# Introduction: Data set and background information

## About the data set

**Our data set: Estimation of obesity levels based on eating habits and physical condition in individuals from Colombia, Peru, and Mexico**

We have chosen to explore the ObesityDataSet, which is a data set of survey responses of individuals physical activity and eating habits. Below is the list of information collected

1. What is your gender? (Male/Female)
2. What is your age?
3. What is your height (in meters)?
4. What is your weight (in kilograms)?
5. Has a family member suffered or suffers from overweight? (Yes/No)
6. Do you eat high caloric food frequently? (Yes/No)
7. Do you usually eat vegetables in your meals? (Never/Sometimes/Always)
8. How many main meals do you have daily? (1-2, 3, 3+)
9. Do you eat any food between meals? (No/Sometimes/Frequently/Always)
10. Do you smoke? (Yes/No)
11. How much water do you drink daily (in liters)? (<1L, 1-2L, >2L)
12. Do you monitor the calories you eat daily? (Yes/No)
13. How often do you have physical activity (days)? (0, 1-2, 2-4, 4-5)
14. How much time do you use technological devices such as cell phone, videogames, television, computer, and others (hours)? (0-2, 3-5, >5)
15. How often do you drink alcohol? (Do not drink/Sometimes/Frequently/Always)
16. Which transportation do you usually use? (Automobile/Motorbike/Bike/Public Transportation/Walking)
17. **Obesity Level Category** ${^{[1]}}$

*From Palechor & Manotas (2019)*

[1] Obesity Level Category is a *calculated* field of the data.
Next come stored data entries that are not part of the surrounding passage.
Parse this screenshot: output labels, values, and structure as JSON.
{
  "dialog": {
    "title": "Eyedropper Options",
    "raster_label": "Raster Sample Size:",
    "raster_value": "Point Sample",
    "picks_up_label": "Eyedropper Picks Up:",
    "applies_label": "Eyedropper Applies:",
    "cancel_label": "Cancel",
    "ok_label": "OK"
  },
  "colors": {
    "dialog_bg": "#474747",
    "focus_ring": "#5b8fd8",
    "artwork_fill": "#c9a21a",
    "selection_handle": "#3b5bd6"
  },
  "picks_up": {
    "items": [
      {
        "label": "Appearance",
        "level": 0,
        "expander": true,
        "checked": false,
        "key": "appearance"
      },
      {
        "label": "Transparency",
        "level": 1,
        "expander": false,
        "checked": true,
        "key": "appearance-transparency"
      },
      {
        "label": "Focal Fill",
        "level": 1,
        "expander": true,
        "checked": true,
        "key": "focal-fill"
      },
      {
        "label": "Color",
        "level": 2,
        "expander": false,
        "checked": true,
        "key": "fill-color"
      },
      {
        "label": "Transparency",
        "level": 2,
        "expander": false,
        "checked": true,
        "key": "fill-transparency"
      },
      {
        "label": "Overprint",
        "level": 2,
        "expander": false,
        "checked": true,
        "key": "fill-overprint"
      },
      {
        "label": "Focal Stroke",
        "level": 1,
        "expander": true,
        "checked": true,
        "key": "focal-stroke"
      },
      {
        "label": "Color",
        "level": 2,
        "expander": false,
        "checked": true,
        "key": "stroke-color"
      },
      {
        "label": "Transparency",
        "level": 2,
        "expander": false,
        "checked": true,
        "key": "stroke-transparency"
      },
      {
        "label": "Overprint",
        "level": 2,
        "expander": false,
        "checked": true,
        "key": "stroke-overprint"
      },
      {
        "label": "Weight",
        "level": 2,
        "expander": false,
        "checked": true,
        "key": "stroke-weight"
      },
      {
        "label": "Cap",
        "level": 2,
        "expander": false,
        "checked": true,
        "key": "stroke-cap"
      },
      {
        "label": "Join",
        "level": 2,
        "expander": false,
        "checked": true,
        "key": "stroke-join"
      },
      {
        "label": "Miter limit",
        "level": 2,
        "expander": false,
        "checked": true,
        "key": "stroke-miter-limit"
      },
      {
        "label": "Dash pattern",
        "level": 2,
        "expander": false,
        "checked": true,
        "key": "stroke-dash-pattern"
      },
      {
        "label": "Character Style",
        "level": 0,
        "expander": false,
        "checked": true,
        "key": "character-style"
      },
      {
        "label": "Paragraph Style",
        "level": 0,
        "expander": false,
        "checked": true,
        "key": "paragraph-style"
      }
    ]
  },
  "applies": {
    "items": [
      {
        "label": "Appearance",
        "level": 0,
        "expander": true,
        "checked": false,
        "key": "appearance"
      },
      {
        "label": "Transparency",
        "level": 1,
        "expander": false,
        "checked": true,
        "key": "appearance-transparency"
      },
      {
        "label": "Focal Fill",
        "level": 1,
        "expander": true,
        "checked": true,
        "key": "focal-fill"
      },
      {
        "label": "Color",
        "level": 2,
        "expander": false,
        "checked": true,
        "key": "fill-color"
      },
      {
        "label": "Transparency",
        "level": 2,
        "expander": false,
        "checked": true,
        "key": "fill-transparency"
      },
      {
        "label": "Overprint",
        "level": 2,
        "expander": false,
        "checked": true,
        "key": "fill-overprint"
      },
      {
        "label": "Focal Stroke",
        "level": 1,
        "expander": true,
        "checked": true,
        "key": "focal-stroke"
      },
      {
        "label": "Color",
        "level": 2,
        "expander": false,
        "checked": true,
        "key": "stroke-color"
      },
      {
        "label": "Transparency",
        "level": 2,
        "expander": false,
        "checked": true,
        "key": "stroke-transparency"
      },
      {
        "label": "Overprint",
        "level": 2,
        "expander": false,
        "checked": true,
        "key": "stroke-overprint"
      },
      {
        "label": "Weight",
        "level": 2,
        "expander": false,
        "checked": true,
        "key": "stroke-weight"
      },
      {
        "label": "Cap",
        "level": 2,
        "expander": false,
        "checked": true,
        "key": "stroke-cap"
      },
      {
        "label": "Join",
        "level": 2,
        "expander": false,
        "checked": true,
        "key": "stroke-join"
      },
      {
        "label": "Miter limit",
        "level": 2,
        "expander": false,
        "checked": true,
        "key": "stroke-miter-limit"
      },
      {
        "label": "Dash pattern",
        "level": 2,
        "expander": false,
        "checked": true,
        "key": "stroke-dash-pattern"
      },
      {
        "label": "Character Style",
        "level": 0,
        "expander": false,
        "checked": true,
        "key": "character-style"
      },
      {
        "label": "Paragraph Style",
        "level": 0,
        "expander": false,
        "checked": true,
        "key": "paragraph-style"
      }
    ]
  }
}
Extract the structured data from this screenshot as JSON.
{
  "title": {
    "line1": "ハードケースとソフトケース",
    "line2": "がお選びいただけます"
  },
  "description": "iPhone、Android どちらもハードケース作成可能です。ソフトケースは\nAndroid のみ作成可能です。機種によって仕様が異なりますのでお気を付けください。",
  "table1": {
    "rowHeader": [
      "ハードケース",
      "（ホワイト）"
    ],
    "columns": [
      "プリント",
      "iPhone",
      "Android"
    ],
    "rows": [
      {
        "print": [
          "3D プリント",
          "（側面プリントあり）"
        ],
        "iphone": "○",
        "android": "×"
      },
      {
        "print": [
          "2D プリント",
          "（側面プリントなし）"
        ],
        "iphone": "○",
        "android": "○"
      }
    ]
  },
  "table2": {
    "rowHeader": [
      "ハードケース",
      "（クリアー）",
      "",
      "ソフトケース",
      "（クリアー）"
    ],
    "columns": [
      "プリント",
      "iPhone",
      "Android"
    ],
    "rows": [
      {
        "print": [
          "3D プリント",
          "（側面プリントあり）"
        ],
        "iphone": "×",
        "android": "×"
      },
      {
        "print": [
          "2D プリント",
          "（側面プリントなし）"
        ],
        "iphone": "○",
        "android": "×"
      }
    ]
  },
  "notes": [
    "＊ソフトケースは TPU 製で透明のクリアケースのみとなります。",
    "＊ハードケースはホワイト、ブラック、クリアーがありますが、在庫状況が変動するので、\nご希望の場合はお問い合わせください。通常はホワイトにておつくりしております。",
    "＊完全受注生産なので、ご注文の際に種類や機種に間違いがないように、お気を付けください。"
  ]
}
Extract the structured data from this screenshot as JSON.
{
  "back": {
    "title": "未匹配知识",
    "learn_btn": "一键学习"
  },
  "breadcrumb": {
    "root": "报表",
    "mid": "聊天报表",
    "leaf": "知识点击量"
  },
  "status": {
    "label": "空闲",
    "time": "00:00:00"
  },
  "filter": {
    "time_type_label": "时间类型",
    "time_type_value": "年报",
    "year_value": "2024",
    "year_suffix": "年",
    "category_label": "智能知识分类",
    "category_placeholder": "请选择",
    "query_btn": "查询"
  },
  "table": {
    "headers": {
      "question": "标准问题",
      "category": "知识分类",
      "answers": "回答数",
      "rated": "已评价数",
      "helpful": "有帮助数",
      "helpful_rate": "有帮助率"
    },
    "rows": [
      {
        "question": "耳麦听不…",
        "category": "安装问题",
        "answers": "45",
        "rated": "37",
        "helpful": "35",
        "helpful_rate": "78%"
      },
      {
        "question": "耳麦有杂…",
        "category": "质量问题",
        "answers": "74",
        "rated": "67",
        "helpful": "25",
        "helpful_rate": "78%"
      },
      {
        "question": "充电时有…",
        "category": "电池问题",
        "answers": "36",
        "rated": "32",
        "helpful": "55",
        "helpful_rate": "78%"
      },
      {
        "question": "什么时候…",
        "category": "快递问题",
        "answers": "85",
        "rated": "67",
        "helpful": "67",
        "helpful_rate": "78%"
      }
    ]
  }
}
Obesity level category was calculated using BMI
<br>
$BMI = \frac{weight}{height^{2}} $
<br>
The authors compared the BMI to WHO data and Mexican Normativity to classify the weight groups:
- Underweight Less than 18.5
- Normal 18.5 to 24.9
- Overweight 25.0 to 29.9
- Obesity I 30.0 to 34.9
- Obesity II 35.0 to 39.9
- Obesity III Higher than 40

*From Palechor & Manotas (2019)*

### Notes on the values

The data set consists of 17 columns. We have lists the column name and its corresponding question from above:


In [None]:
library(kableExtra)
questions <- c(seq(from = 1, to = 16))
variables <- c("Gender", "Age", "Height", "Weight", "family_history_with_overweight", 
               "FAVC", "FCVC", "NCP", "CAEC", "SMOKE", "CH2O", "SCC", "FAF", "TUE",
               "CALC", "MTRANS")
values <- c("Female or Male", "double: ages 14-61", "double: in m", "double: in kg", "yes or no", 
            "1 = never, 2 = sometimes, 3 = always", "1-4 meals", "1 = no, 2 = sometimes, 3 = frequently, 4 = always",
            "yes or no", "1 = less than 1 liter, 2 = 1-2 liters, 3 = more than 2 liters", "yes or no", 
            "0 = none, 1 = 1-2 days, 2 = 2-4 days, 3 = 4-5 days", "0 = 0-2 hours, 1 = 3-5 hours, 2 = more than 5 hours", 
            "1 = never, 2 = sometimes, 3 = frequently, 4 = always", "automobile, motorbike, bike, public transportation, or walking",
            "Insufficient_Weight, Normal_Weight, Overweight_Level_I, Overweight_Level_II, Obesity_Type_I, Obesity_Type_II, Obesity_Type_III")
table_obesity_values <- tibble("Questions Number" = questions, "Variable Name" = variables, "Value information" = values)
table_obesity_values

### Notes about data balancing

As noted by the authors, the data set is unbalanced (Palechor & Manotas, 2019). They performed data balancing by generating synthetic data. The results are demonstrated in the Figure 1 and Figure 2.

### Figure 1: Barplot of number of records for each obesity level category of the unabalanced data set (Palechor & Manotas, 2019)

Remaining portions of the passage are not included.